La sera della Staffetta del Pioppeto Mattei 2015. Io ero da sola a correre all’Arcoveggio e pensavo (da soli si pensa di più e – a volte – peggio) e solo intuivo quello che stava succedendo ad un altro capo della città. Intuivo, sì, perché io di staffette non ne avevo mai fatte, ma istintivamente tuttavia invidiavo tutti coloro che vi potevano prendere parte (io non ero ancora tesserata…).
Perciò quest’anno, quando il mitico Giuliano ci ha proposto un Campionato di staffette, non ho avuto dei dubbi, un po’ di strizza sì – e anche un bel po’ – ma nessun dubbio!
Quindi giungiamo alla prima prova, l’esordio in squadra: la Staffetta di Primavera ad Anzola Emilia, il 31/05/2016. Comincio arrivando straordinariamente presto per il mio solito (salvo poi girovagare per una mezz’ora abbondante alla ricerca della tenda).

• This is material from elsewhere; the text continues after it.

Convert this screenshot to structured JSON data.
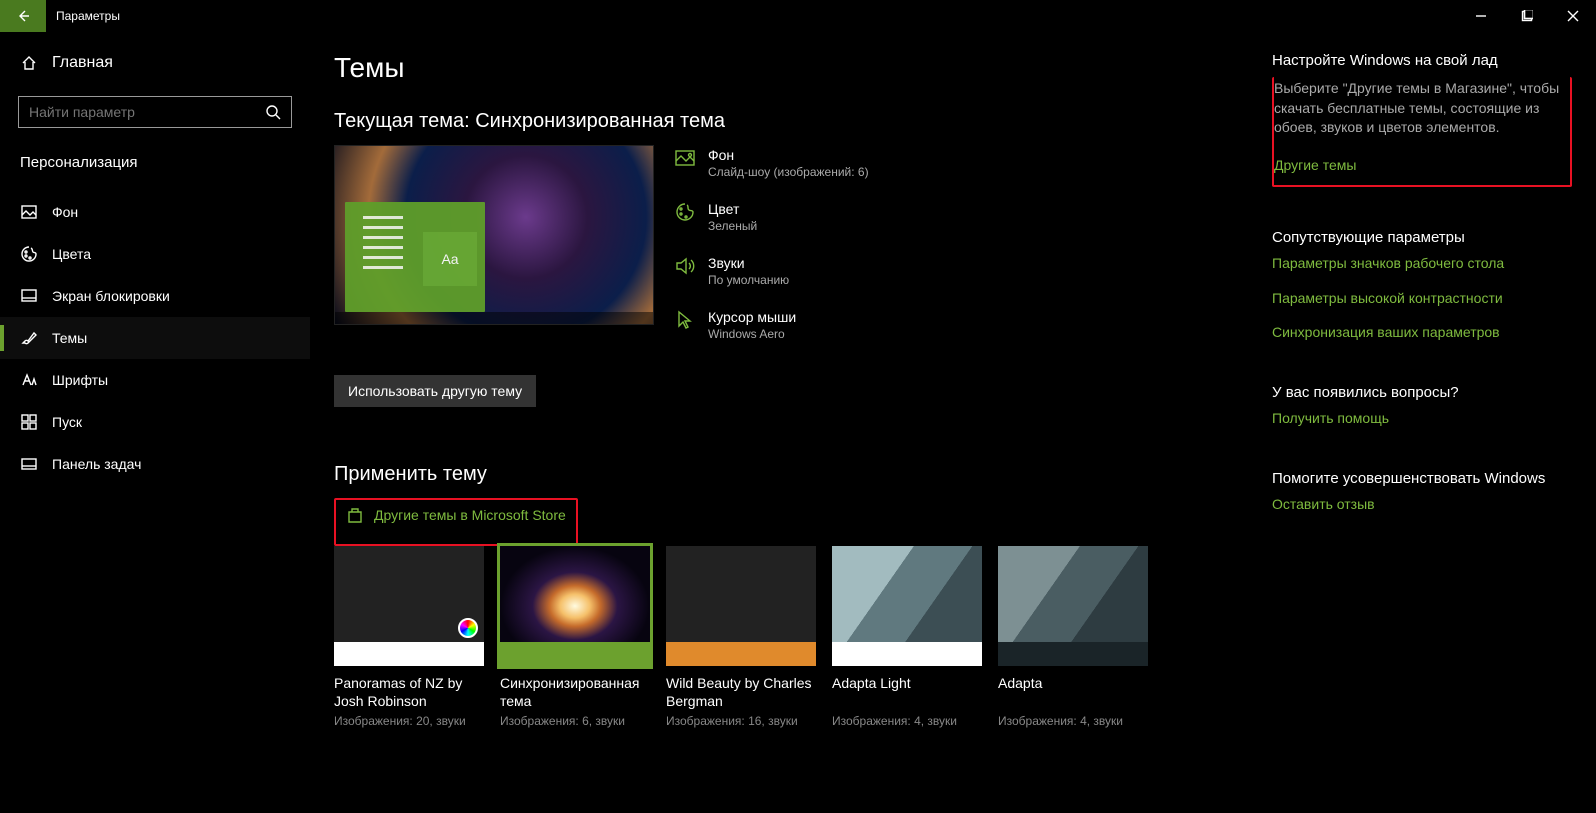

Sperimento una tensione nuova, diversa dalla solita, condita dal senso di responsabilità e di appartenenza. Ma perché è così importante correre? Non correre veloce in assoluto, ma correre al proprio massimo? Perché noi runners, podisti o corridori – extraterrestri per altri gruppi di uomini e donne – riusciamo a sovvertire la più ordinaria scala delle priorità e ad investire così tanto in poco più di mille metri di intensità pura? Anche qui c’entrano componenti individuali: la personale aspirazione (e anche un po’ di narcisismo, diciamocelo!), la dipendenza da Adrenalina (prima) e da Endorfine (dopo), la necessità di incanalare in pura fisicità (in muscoli che urlano e polmoni che implodono) qualche personale frustrazione, un senso di ingiustizia, un dolore, l’insoddisfazione esistenziale.
Ma stasera c’è altro: non corriamo per noi soli e per i nostri “io” più o meno intricati, corriamo anche per il nostro gruppo, leggiamo negli occhi degli altri tutto quello che ci rende simili: i nostri “perché corriamo” si incontrano e si riconoscono. Allora quello che conta è esserci, quello che ti riempie è sentire di mettercela tutta: per me, per la compagna cui passerò il testimone, per quelli che mi incitano, perché sanno come ci si sente, perché stasera quelli che ho intorno sono fatti come me: semplicemente non sanno come si fa a vivere senza emozione! Nessun runner-podista- corridore lo sa, probabilmente nessuno sportivo vero.
Poi, ora che ci penso, forse era un articolo sulle staffette quello che dovevo scrivere. Forse dovevo parlarvi dei risultati, dei crono parziali e totali. Ma non è per questa sola ragione che corriamo le staffette… e poi, coi risultati, è più bravo il Presidente!